Мистер Смэш был толстым и всегда усталым. Голос его обычно звучал так, будто он готов лишиться чувств, но, знал Дэвид, редактор всегда мог ухватить суть и понять, что принесет ему прибыль, а что — одни убытки. Поэтому рубрика про бедняков разрасталась, и теперь уже занимала половину разворота, что не позволяло Дэвиду заниматься ничем другим, кроме заметок. Вечерами он жался к печке, ставил на кровать самодельный столик и писал все, что приходило в голову. Фантазия его рождала фееричные образы, которые так нравились публике, но не имели никакой связи с реальностью. Он писал и о своих соседях и знакомых, о конюхе, что надорвался, пытаясь остановить взбесившегося коня, о тетке Нэнси, которая сдавала ему комнату, вечно недовольной ворчливой старухе. Про нее он писал каждую неделю, выискивая в ее характере все более и более смешные черты.
Вот она идет, согнувшись под вязанкой дров, и ворчит, ворчит, что на рынке все подорожало, а дождь снова размыл тротуар. Вот она моет полы в его комнате, и каждая соринка вызывает у нее приступы гнева. Вот она стирает белье, развешивая его в малюсеньком дворе своего дома, а потом путает местами костюмы квартирантов и приносит Дэвиду костюм его соседа сверху, высокого, как жердь, учителя геометрии, что целыми днями бегает от одного ученика к другому, чтобы прокормить своих четырех дочерей. А вот старшая дочь учителя Сара, уже девица. Она тоже высока, как жердь, но строит Дэвиду глазки, всякий раз, когда видит его. Вот ее мать, тетушка Марта. Худая, хмурая, она по утрам идет на рынок с корзиной, а потом с ее кухни раздаются такие ароматы, что Дэвид поднимается на второй этаж и напрашивается на обед, улыбаясь старшей дочери и давая понять всем, что, возможно, что-то у них да выйдет.
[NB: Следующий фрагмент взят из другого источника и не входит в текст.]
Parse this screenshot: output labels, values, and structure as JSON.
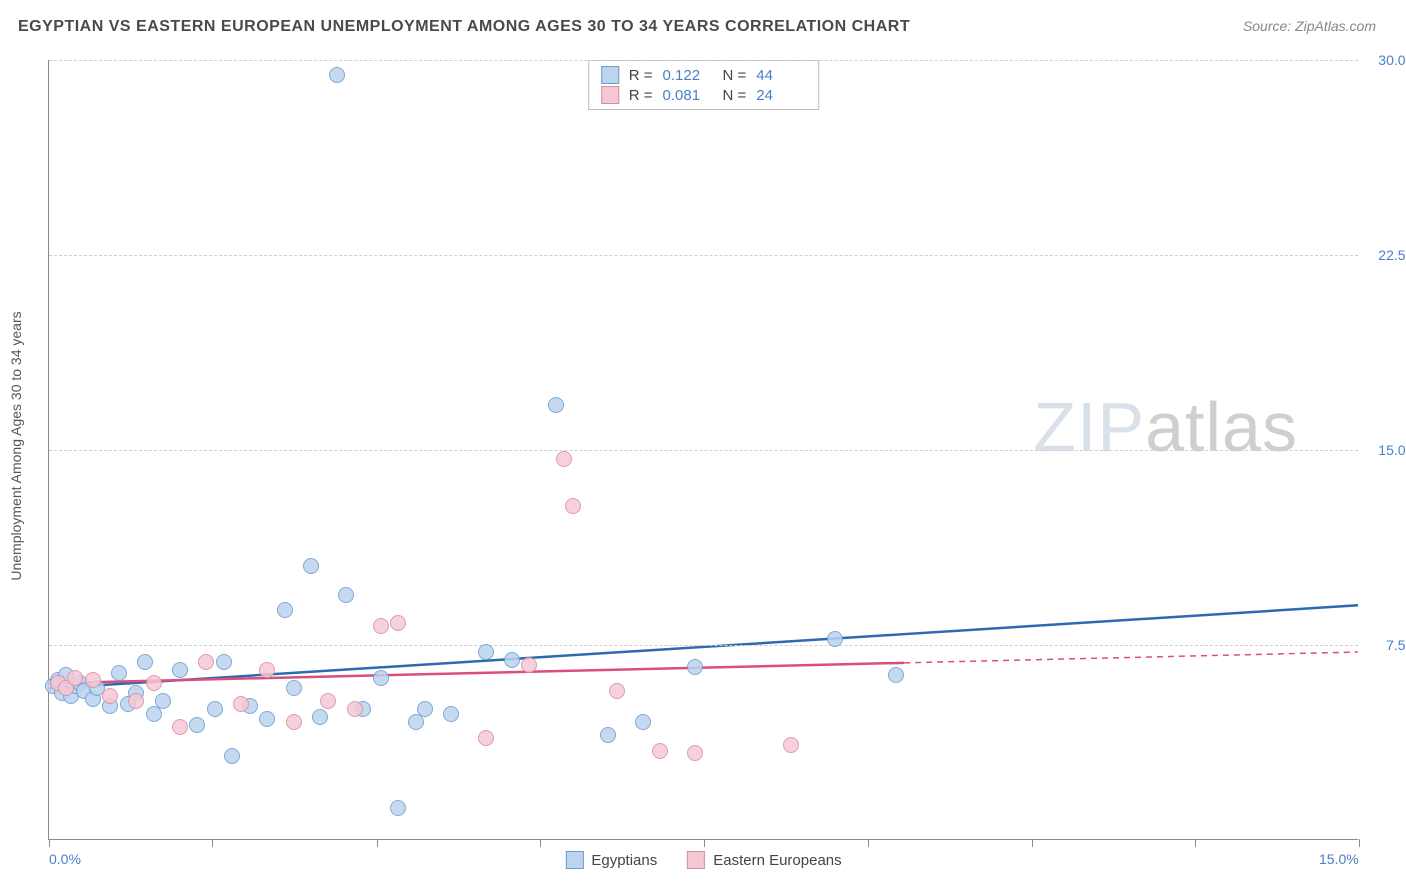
{
  "title": "EGYPTIAN VS EASTERN EUROPEAN UNEMPLOYMENT AMONG AGES 30 TO 34 YEARS CORRELATION CHART",
  "source": "Source: ZipAtlas.com",
  "ylabel": "Unemployment Among Ages 30 to 34 years",
  "watermark_a": "ZIP",
  "watermark_b": "atlas",
  "colors": {
    "series1_fill": "#bcd4ee",
    "series1_stroke": "#6b9bd1",
    "series1_line": "#2e69b3",
    "series2_fill": "#f5c8d4",
    "series2_stroke": "#d98ba3",
    "series2_line": "#d94f7a",
    "tick_text": "#4a7fc8",
    "grid": "#d0d0d0",
    "axis": "#888888"
  },
  "xlim": [
    0,
    15
  ],
  "ylim": [
    0,
    30
  ],
  "xticks": [
    0,
    1.87,
    3.75,
    5.62,
    7.5,
    9.38,
    11.25,
    13.12,
    15
  ],
  "xtick_labels": {
    "0": "0.0%",
    "15": "15.0%"
  },
  "yticks": [
    7.5,
    15.0,
    22.5,
    30.0
  ],
  "ytick_labels": [
    "7.5%",
    "15.0%",
    "22.5%",
    "30.0%"
  ],
  "point_radius": 8,
  "point_stroke_width": 1,
  "trend_line_width": 2.5,
  "series": [
    {
      "name": "Egyptians",
      "color_key": "series1",
      "R": "0.122",
      "N": "44",
      "trend": {
        "x0": 0,
        "y0": 5.8,
        "x1": 15,
        "y1": 9.0,
        "solid_until": 15
      },
      "points": [
        [
          0.05,
          5.9
        ],
        [
          0.1,
          6.1
        ],
        [
          0.15,
          5.6
        ],
        [
          0.2,
          6.3
        ],
        [
          0.25,
          5.5
        ],
        [
          0.3,
          5.9
        ],
        [
          0.35,
          6.0
        ],
        [
          0.4,
          5.7
        ],
        [
          0.5,
          5.4
        ],
        [
          0.55,
          5.8
        ],
        [
          0.7,
          5.1
        ],
        [
          0.8,
          6.4
        ],
        [
          0.9,
          5.2
        ],
        [
          1.0,
          5.6
        ],
        [
          1.1,
          6.8
        ],
        [
          1.2,
          4.8
        ],
        [
          1.3,
          5.3
        ],
        [
          1.5,
          6.5
        ],
        [
          1.7,
          4.4
        ],
        [
          1.9,
          5.0
        ],
        [
          2.0,
          6.8
        ],
        [
          2.1,
          3.2
        ],
        [
          2.3,
          5.1
        ],
        [
          2.5,
          4.6
        ],
        [
          2.7,
          8.8
        ],
        [
          2.8,
          5.8
        ],
        [
          3.0,
          10.5
        ],
        [
          3.1,
          4.7
        ],
        [
          3.3,
          29.4
        ],
        [
          3.4,
          9.4
        ],
        [
          3.6,
          5.0
        ],
        [
          3.8,
          6.2
        ],
        [
          4.0,
          1.2
        ],
        [
          4.2,
          4.5
        ],
        [
          4.3,
          5.0
        ],
        [
          4.6,
          4.8
        ],
        [
          5.0,
          7.2
        ],
        [
          5.3,
          6.9
        ],
        [
          5.8,
          16.7
        ],
        [
          6.4,
          4.0
        ],
        [
          6.8,
          4.5
        ],
        [
          7.4,
          6.6
        ],
        [
          9.0,
          7.7
        ],
        [
          9.7,
          6.3
        ]
      ]
    },
    {
      "name": "Eastern Europeans",
      "color_key": "series2",
      "R": "0.081",
      "N": "24",
      "trend": {
        "x0": 0,
        "y0": 6.0,
        "x1": 15,
        "y1": 7.2,
        "solid_until": 9.8
      },
      "points": [
        [
          0.1,
          6.0
        ],
        [
          0.2,
          5.8
        ],
        [
          0.3,
          6.2
        ],
        [
          0.5,
          6.1
        ],
        [
          0.7,
          5.5
        ],
        [
          1.0,
          5.3
        ],
        [
          1.2,
          6.0
        ],
        [
          1.5,
          4.3
        ],
        [
          1.8,
          6.8
        ],
        [
          2.2,
          5.2
        ],
        [
          2.5,
          6.5
        ],
        [
          2.8,
          4.5
        ],
        [
          3.2,
          5.3
        ],
        [
          3.5,
          5.0
        ],
        [
          3.8,
          8.2
        ],
        [
          4.0,
          8.3
        ],
        [
          5.0,
          3.9
        ],
        [
          5.5,
          6.7
        ],
        [
          5.9,
          14.6
        ],
        [
          6.0,
          12.8
        ],
        [
          6.5,
          5.7
        ],
        [
          7.0,
          3.4
        ],
        [
          7.4,
          3.3
        ],
        [
          8.5,
          3.6
        ]
      ]
    }
  ]
}
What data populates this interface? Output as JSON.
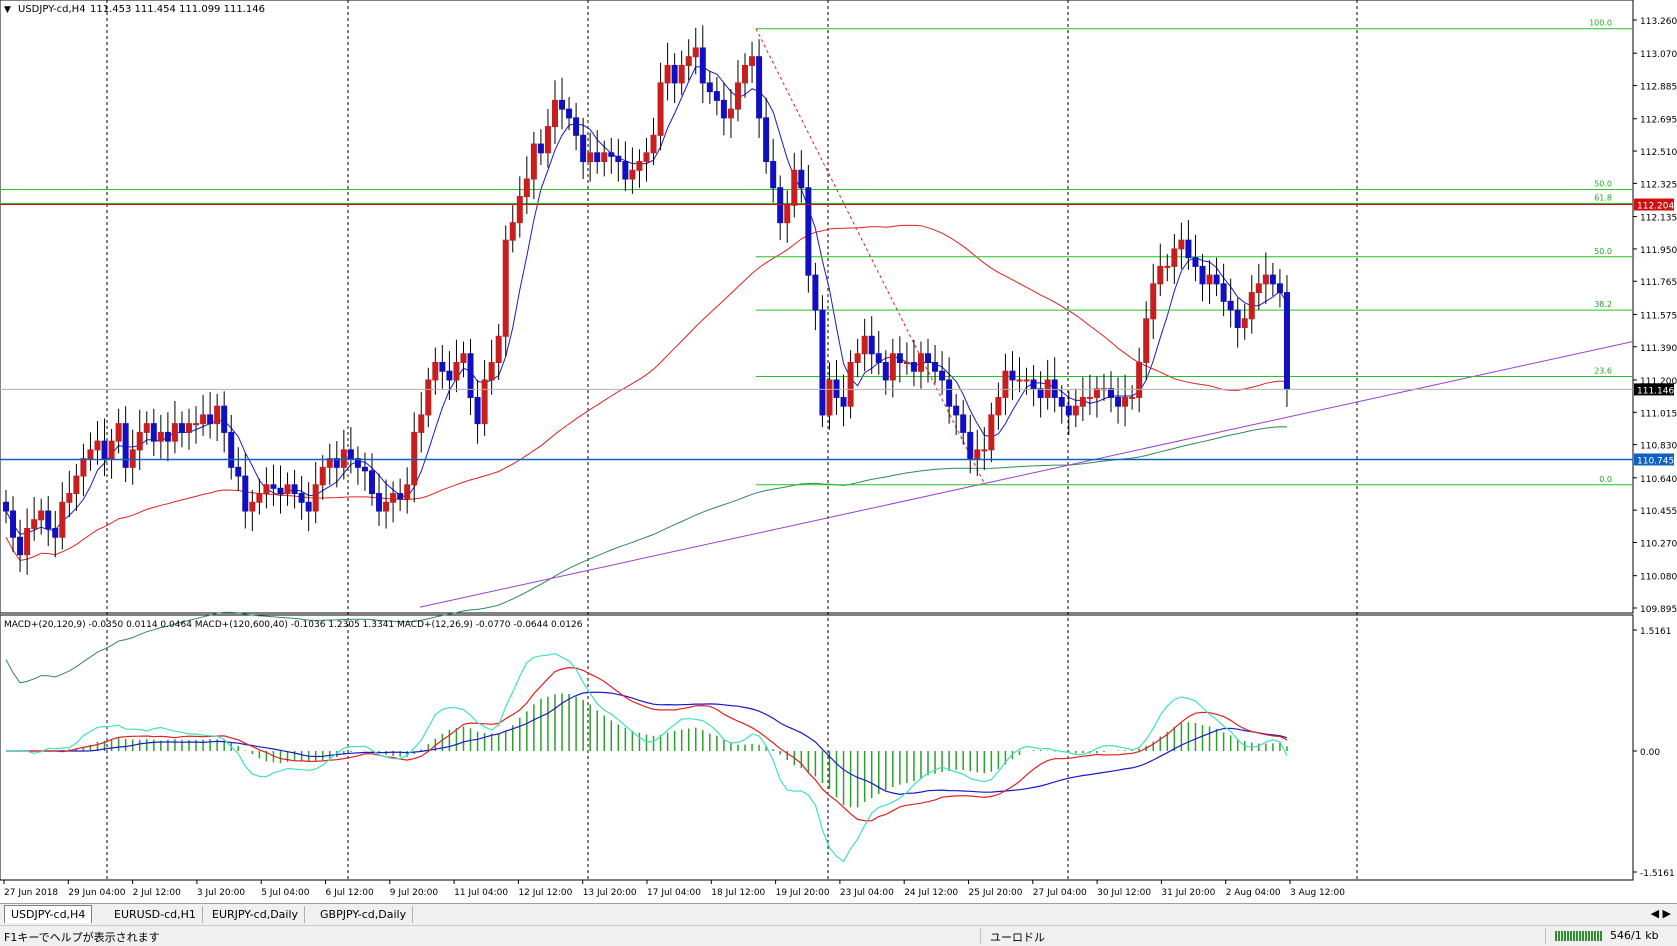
{
  "window": {
    "symbol_label": "USDJPY-cd,H4",
    "ohlc_text": "111.453 111.454 111.099 111.146"
  },
  "chart_data": [
    {
      "type": "candlestick",
      "symbol": "USDJPY-cd",
      "timeframe": "H4",
      "ylim": [
        109.895,
        113.26
      ],
      "y_ticks": [
        "113.260",
        "113.070",
        "112.885",
        "112.695",
        "112.510",
        "112.325",
        "112.135",
        "111.950",
        "111.765",
        "111.575",
        "111.390",
        "111.200",
        "111.015",
        "110.830",
        "110.640",
        "110.455",
        "110.270",
        "110.080",
        "109.895"
      ],
      "x_ticks": [
        "27 Jun 2018",
        "29 Jun 04:00",
        "2 Jul 12:00",
        "3 Jul 20:00",
        "5 Jul 04:00",
        "6 Jul 12:00",
        "9 Jul 20:00",
        "11 Jul 04:00",
        "12 Jul 12:00",
        "13 Jul 20:00",
        "17 Jul 04:00",
        "18 Jul 12:00",
        "19 Jul 20:00",
        "23 Jul 04:00",
        "24 Jul 12:00",
        "25 Jul 20:00",
        "27 Jul 04:00",
        "30 Jul 12:00",
        "31 Jul 20:00",
        "2 Aug 04:00",
        "3 Aug 12:00"
      ],
      "candles_close": [
        110.45,
        110.3,
        110.2,
        110.35,
        110.4,
        110.45,
        110.35,
        110.3,
        110.5,
        110.55,
        110.65,
        110.75,
        110.8,
        110.85,
        110.75,
        110.85,
        110.95,
        110.7,
        110.8,
        110.9,
        110.95,
        110.85,
        110.9,
        110.85,
        110.95,
        110.9,
        110.95,
        110.95,
        111.0,
        110.95,
        111.05,
        110.9,
        110.7,
        110.65,
        110.45,
        110.5,
        110.55,
        110.6,
        110.58,
        110.55,
        110.6,
        110.55,
        110.5,
        110.45,
        110.6,
        110.7,
        110.75,
        110.7,
        110.8,
        110.75,
        110.7,
        110.68,
        110.55,
        110.45,
        110.5,
        110.55,
        110.52,
        110.6,
        110.9,
        111.0,
        111.2,
        111.3,
        111.25,
        111.2,
        111.3,
        111.35,
        111.1,
        110.95,
        111.2,
        111.3,
        111.45,
        112.0,
        112.1,
        112.25,
        112.35,
        112.55,
        112.5,
        112.65,
        112.8,
        112.75,
        112.7,
        112.6,
        112.45,
        112.5,
        112.45,
        112.5,
        112.48,
        112.45,
        112.35,
        112.4,
        112.45,
        112.5,
        112.6,
        112.9,
        113.0,
        112.9,
        113.0,
        113.05,
        113.1,
        112.9,
        112.85,
        112.8,
        112.7,
        112.75,
        112.9,
        113.0,
        113.05,
        112.7,
        112.45,
        112.3,
        112.1,
        112.2,
        112.4,
        112.3,
        111.8,
        111.6,
        111.0,
        111.2,
        111.1,
        111.05,
        111.3,
        111.35,
        111.45,
        111.35,
        111.3,
        111.2,
        111.35,
        111.3,
        111.3,
        111.25,
        111.35,
        111.3,
        111.25,
        111.2,
        111.05,
        111.0,
        110.9,
        110.75,
        110.8,
        110.8,
        111.0,
        111.1,
        111.25,
        111.2,
        111.2,
        111.2,
        111.15,
        111.1,
        111.2,
        111.1,
        111.05,
        111.0,
        111.05,
        111.1,
        111.1,
        111.15,
        111.15,
        111.1,
        111.05,
        111.1,
        111.1,
        111.3,
        111.55,
        111.75,
        111.85,
        111.85,
        111.95,
        112.0,
        111.9,
        111.85,
        111.75,
        111.8,
        111.75,
        111.65,
        111.6,
        111.5,
        111.55,
        111.7,
        111.75,
        111.8,
        111.75,
        111.7,
        111.146
      ],
      "indicators_price": [
        {
          "name": "MA fast",
          "color": "#1a1acc"
        },
        {
          "name": "MA mid",
          "color": "#e02020"
        },
        {
          "name": "MA slow",
          "color": "#2e8b57"
        }
      ],
      "levels": {
        "horizontal_red": 112.204,
        "horizontal_blue": 110.745,
        "current_price": 111.146
      },
      "fibonacci": {
        "high": 113.21,
        "low": 110.6,
        "levels": [
          {
            "label": "100.0",
            "value": 113.21
          },
          {
            "label": "61.8",
            "value": 112.21
          },
          {
            "label": "50.0",
            "value": 112.29
          },
          {
            "label": "50.0",
            "value": 111.905
          },
          {
            "label": "38.2",
            "value": 111.6
          },
          {
            "label": "23.6",
            "value": 111.22
          },
          {
            "label": "0.0",
            "value": 110.6
          }
        ]
      },
      "right_labels": [
        "112.204",
        "111.146",
        "110.745"
      ]
    },
    {
      "type": "line",
      "title": "MACD+(20,120,9) -0.0350 0.0114 0.0464  MACD+(120,600,40) -0.1036 1.2305 1.3341  MACD+(12,26,9) -0.0770 -0.0644 0.0126",
      "ylim": [
        -1.5161,
        1.5161
      ],
      "y_ticks": [
        "1.5161",
        "0.00",
        "-1.5161"
      ],
      "series": [
        {
          "name": "MACD+(20,120,9)",
          "color": "#1a1acc"
        },
        {
          "name": "MACD+(120,600,40)",
          "color": "#e02020"
        },
        {
          "name": "MACD+(12,26,9)",
          "color": "#40e0c0"
        }
      ],
      "histogram_color": "#2e9e2e"
    }
  ],
  "tabs": [
    {
      "label": "USDJPY-cd,H4",
      "active": true
    },
    {
      "label": "EURUSD-cd,H1",
      "active": false
    },
    {
      "label": "EURJPY-cd,Daily",
      "active": false
    },
    {
      "label": "GBPJPY-cd,Daily",
      "active": false
    }
  ],
  "status": {
    "help": "F1キーでヘルプが表示されます",
    "profile": "ユーロドル",
    "traffic": "546/1 kb"
  }
}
Конечно, он не собирается жениться на дочке учителя. Его удача обязательно улыбнется ему и пошлет богатую невесту...
— Мистер Корвелл, ваша статья про голубятню не прошла, — услышал он слова молодого секретаря редакции, выныривая из фантазий, — мистер Смэш вернул ее и приказал переписать до завтра. И никаких голубей!
Дэвид вздохнул. Так он и знал, что статью не примут. Он писал ее, уже засыпая, и, конечно, не смог достичь тех высот, что требовал от него въедливый редактор. Вокруг бегали клерки, что-то крича, стучали двери, кто-то ругался. Дэвид прислонился к стене. Что ему написать? Воображение его иссякло.